I Used To Be Good At This
On writing and pausing and starting again.
I am afraid that I am no longer good at writing. Which is to say: hello, surprise, and welcome back.
After nearly a full calendar year of radio silence, I lead with this now in order to selfishly set your expectations low, as well as to be transparent about where I am coming from. Namely, a place of fear and far too much self-doubt, which is somewhere I very often find myself.
The thing is, I used to be pretty good at this — writing things down, forming opinions, sharing them on the internet, clicking “publish” and walking away. I was pretty good at speaking my mind freely, and making my emotions public. I pitched editors, I wrote passionate and eloquent emails, I posted often and promised to keep doing so. I did the whole dance. And now, I am doing a lot of other things instead.
It’s not necessarily that I think I am newly bad at writing; it’s more that I am out of practice. I do not think that this is inherently bad per se, but it certainly feels that way. It feels like a part of me has slipped away and I am trying to reignite it, grasping at the loose threads of half-finished drafts and scribbled brainstorming notes from weeks, months, and even years ago. It is a little bit disheartening, but it is also an important reminder of who I was, and who I still am. I am picking myself up, dusting off, and getting back in the metaphorical literary saddle.
The very bright silver lining is that in all of this time that I was busy getting bad at writing, I have been practicing and getting pretty good at plenty of other things. This is primarily because I have had the time and space to truly enjoy them. It is also quite possibly because these things require less brutal and blunt forms of honesty. Many other crafts are easier to disguise yourself in, or even to lose yourself in. And after the year I’ve had, honesty is a tough pill to cough up.
The last year or so on my end of the world has been a little bit of hell and a little bit of heaven all mixed into one. I lost my dream job unexpectedly, as well as several close friends and my fragile capacity for trust. I moved to a new town and was rudely awakened to how much effort it takes to hold a lot of responsibility without cracking. I attended a funeral that was a long time coming and yet still stung like lemon juice in an open wound. I was robbed of my senses of up and down, right and wrong, good and bad, real and imagined. I learned how strong I am, as well as how resilient and how exhausted.
The result of my tumultuous time is that I started out on a new course - a new life - drawing inspiration from the old. I did so with my stubborn head held high because god forbid I admit that anything is ever hard or scary or intimidating.
Now, I am in a new place, not too far away from the old. I am surrounded by beautiful foliage and biodynamic farmers and a growing community of food and nature enthusiasts. I am making new friends and maintaining sturdy relationships from my past. I am learning how to stand and walk and live on my own two feet again, and I am also learning that this is both harder and more satisfying than I ever imagined it would be.
In short, I am coming back to life. I am also discovering that I love it.

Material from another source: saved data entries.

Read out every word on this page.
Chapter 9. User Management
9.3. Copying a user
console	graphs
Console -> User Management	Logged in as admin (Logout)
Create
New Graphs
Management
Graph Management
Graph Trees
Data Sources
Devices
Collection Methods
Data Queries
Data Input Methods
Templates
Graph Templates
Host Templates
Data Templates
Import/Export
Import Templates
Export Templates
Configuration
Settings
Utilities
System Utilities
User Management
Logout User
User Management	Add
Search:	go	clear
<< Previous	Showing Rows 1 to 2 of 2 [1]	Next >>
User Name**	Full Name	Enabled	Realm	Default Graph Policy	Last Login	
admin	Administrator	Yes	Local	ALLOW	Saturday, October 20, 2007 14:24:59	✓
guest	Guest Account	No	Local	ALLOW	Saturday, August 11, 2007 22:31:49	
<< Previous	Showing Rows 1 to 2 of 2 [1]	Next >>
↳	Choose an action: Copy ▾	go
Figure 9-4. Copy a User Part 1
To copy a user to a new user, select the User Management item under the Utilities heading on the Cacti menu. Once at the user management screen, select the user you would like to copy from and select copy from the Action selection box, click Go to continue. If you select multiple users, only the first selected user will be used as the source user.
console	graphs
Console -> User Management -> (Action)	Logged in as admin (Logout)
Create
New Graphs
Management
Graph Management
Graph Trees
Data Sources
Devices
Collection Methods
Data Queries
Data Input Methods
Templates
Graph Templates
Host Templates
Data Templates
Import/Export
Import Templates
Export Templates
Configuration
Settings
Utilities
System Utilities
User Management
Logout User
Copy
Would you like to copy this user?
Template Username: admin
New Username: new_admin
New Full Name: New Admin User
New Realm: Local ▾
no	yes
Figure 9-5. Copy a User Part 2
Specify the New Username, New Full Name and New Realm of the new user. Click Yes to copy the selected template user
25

For the very first time, I now have a garden (dormant, but always alive) that sits on real dirt as opposed to wrought iron bars. I have picked up countless hobbies (arguably too many) and poured all of my energy into building a real home for myself. I have carved out space and what little time I can in order to re-establish my world. And in doing so, I come back here, with things as in order as they ever can be, to try and remember what I loved about this whole stupid messy lovely writing business. This truth-baring, self-deprecating, anxiety-inducing art form that makes me feel complete.
In the time since I last wrote anything, I also became a full-time chef. I run my own kitchen, make my own menus, work directly with local farmers, and feed a large community. I manage a staff composed of happy, young, mostly queer people. I am fighting actively against the stereotypes of what an industrial kitchen should be, refusing to compromise on quality of product, maintaining a work life balance, and establishing a positive environment. I am constantly learning new things, and teaching too.
There was a time when I thought writing would be my life-long career, which is a dream that has since dissipated. Part of that is reconciling the money-making realities of working freelance in an industry prone to layoffs, gatekeeping, and censorship. Of equal significance is the realization that a one-track career has never been in the cards for me. My life is not so much about finding one thing and sticking to it, but rather about wandering along an ever-evolving path and discovering the purpose within any given place and moment in time.
What I am learning alongside all of this - slowly - is that writing is about so much more than writing. It is first and foremost about living, something which I have been doing a lot of lately. It is also about finding the connections between things — the way that kneading pasta dough and forming clay and building community are essentially the same thing.
I am learning that it’s all related and interwoven. Art, friendship, and growth. Blooming, withering, and germinating again.
If I was still good at this whole writing thing, I think that this would be the time when I would start pretending that I don’t care if I am in fact good or bad or just plain average. I would simply put pen to paper (or fingers to keyboard) as though no time had passed. I would perhaps acknowledge that sometimes breaks are necessary and sometimes they last longer and run deeper than we want them to; that sometimes writing is not so much the published bits of work, but rather all the stuff we do in between chapters. It is the living-in-the-moment and the trying-not-to-drown and the backsliding and rushing forward and hoping for the best.
If life is what happens while we make all of our other plans, then I think writing is what happens when we throw those plans away and start over. It is the result of accepting that plans will always change, and that it is simply our job to move with them as they do.
And so, for what feels like the millionth time, I am here, starting over. Trying with a newfound spirit to be good at this writing thing. Or, at the very least, to get some practice.


I think you are still very good at this writing thing. You join a long list of women writers who chronicle their lives, the seemingly mundane to the extraordinary.